The Newly Qualified Teacher in the Working Community

Sep. 01, 2014

Source: Teacher Development, Vol. 18, No. 4, 466–481, 2014
(Reviewed by the Portal Team)

This study explores how the newly qualified foreign language teachers’ (NQT) see their teacher work as an education expert. Furthermore, it also examines how their expertise develops in the working community at the outset of their career.

This study draws on a qualitative longitudinal study conducted at the University of Jyväskylä, Finland, between 2003 and 2008.
The participants were 11 newly qualified foreign language teachers, who were all female and on average 24 years old at the time.
The data included the NQTs’ essays and journal entries which they wrote on events that had a significant impact on their teaching during their first three to four years of work.


This study shows that the NQTs have difficulty in putting their theoretical knowledge into practice during the first years at work and the effect of the working community on their professional development. This study suggests that language teachers’ conceptualization of teacher work is important in the developmental process of expertise.
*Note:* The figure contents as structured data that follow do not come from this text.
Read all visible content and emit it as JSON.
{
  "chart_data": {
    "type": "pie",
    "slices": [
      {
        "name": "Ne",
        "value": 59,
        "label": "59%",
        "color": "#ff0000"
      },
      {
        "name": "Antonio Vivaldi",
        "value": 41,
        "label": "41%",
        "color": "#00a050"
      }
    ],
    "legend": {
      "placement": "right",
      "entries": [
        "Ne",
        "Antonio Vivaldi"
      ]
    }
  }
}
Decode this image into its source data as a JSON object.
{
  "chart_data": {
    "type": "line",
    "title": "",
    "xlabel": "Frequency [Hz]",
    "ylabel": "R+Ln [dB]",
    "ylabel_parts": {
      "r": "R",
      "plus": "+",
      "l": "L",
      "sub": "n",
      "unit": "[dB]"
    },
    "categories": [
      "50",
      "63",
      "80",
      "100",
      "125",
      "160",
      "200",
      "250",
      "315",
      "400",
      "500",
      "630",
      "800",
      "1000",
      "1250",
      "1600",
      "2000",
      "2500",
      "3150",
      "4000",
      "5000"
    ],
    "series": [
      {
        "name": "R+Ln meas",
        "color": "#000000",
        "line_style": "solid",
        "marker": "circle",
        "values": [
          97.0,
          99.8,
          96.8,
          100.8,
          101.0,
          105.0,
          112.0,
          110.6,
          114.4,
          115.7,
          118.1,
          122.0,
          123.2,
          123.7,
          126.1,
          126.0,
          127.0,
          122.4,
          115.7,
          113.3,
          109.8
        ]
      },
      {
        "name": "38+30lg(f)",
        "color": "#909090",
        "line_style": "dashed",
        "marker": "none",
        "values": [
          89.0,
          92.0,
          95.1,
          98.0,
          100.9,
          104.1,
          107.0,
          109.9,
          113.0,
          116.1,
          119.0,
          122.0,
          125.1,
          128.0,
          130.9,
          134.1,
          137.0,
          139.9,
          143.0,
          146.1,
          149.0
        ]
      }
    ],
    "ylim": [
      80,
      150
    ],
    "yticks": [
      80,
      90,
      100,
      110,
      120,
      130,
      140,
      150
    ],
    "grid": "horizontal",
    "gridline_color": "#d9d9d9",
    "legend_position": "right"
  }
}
Teachers that took the pathway of broad expertise consider language teaching as holistic education. These teachers need challenging tasks in order to not become frustrated but although empowered, they should not be left to work alone. Teachers that stressing foreign language and culture, less easily described expertise share the same conception of aims and goals of language teaching and teachers’ tasks.
They saw themselves as subject knowledge experts and did out-of-teaching duties, if they were asked. Most of them felt lonely, cooperation with colleagues was rare and they had little support from other teachers or the school principal. Based on the above, there appears to be an obvious need for individual support in the process of professional development during the pedagogical studies and at the beginning of the career.

When entering working life, teachers have both juridical and pedagogical responsibility for their pupils. Some NQTs conceptualised their work through discourses which reflected the transmission of information to the pupils and hence it was difficult for them to adopt the goals of language education.
These NQTs in particular would have benefited from the common discussion of teachers’ educational tasks. However, all the NQTs of the study expressed their need for systematic exchange of thoughts and support on their colleagues’ part. The findings of this study indicate that the role the NQTs took in the working community was nearly tied to their conception of foreign language teacher tasks.

The author argues that an NQT needs individual and collegial support both during teacher education and afterwards in working life but more research is, however, needed to define exactly what kind of support would be the most useful for NQTs’ professional development.